Agama Buddha Mahayana ini juga masuk ke Jawa Tengah pada abad ke 8 Masehi, periode awal Sailendrawangsa di Jawa Tengah diberi persaksian oleh prasasti Kalasan tahun 754 M. Masuknya Buddha Mahayana ke Jawa Tengah yang diduga perkembangan dari Sriwijaya, mendesak Buddha Hinayana di daerah itu, sehingga Buddha Hinayana tidak lagi disebut-sebut dalam sejarah Agama di Indonesia.

Dari abad ke 8 sampai abad ke 9 agama Siwa dan agama Buddha Mahayana hidup berdampingan secara damai di Jawa Tengah (peaceful coexistence) di bawah dinasti Sanjaya dan dinasti Sailendra. hal ini dibuktikan dengan adanya Candi Borobudur sebagai lambang kemegahan agama Buddha Mahayana pada abad ke 9 (824-842 Masehi) dan Candi Prambanan pada abad ke 9 juga (± 856 Masehi) sebagai lambang kemegahan agama Siwa di Jawa Tengah.

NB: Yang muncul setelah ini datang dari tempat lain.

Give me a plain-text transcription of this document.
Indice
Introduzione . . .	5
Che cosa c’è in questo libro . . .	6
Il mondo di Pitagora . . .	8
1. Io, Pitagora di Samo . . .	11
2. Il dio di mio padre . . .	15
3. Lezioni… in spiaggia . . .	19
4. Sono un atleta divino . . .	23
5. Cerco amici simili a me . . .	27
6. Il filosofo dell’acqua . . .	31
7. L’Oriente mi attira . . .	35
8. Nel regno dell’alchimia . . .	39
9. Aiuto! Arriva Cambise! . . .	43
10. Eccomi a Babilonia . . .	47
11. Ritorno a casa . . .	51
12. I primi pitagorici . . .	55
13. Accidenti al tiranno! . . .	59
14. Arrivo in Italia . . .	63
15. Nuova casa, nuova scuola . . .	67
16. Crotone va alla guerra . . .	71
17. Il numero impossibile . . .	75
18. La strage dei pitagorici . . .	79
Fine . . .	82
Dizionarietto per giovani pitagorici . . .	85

Dalam perkembangan selanjutnya, sejarah mencatat terjadinya perluluhan antara beberapa unsur agama Siwa dan agama Buddha Mahayana dan dalam proses perluluhan ini, agama Siwa lebih dominan. Titik permulaan luluhnya antara kedua agama di mulai di Jawa Tengah sejak abad ke 9, kemudian berkembang di Jawa Timur sejak abad ke 10. Secara intensif perluluhan itu memuncak pada periode Singosari di Jawa Timur dan Kertanegara sendiri bergelar Prabu Siwa Buddha. Dalam zaman Majapahit perluluhan itu lebih luas lagi meliputi bidang filsafat, upacara agama, seni bangunan, kesusastraan dan tata pemerintahan. Pada periode inilah muncul kakawin Sutasoma dan cerita Bhukbhuksah Gagangaking yang bertenden Siwa-Buddha.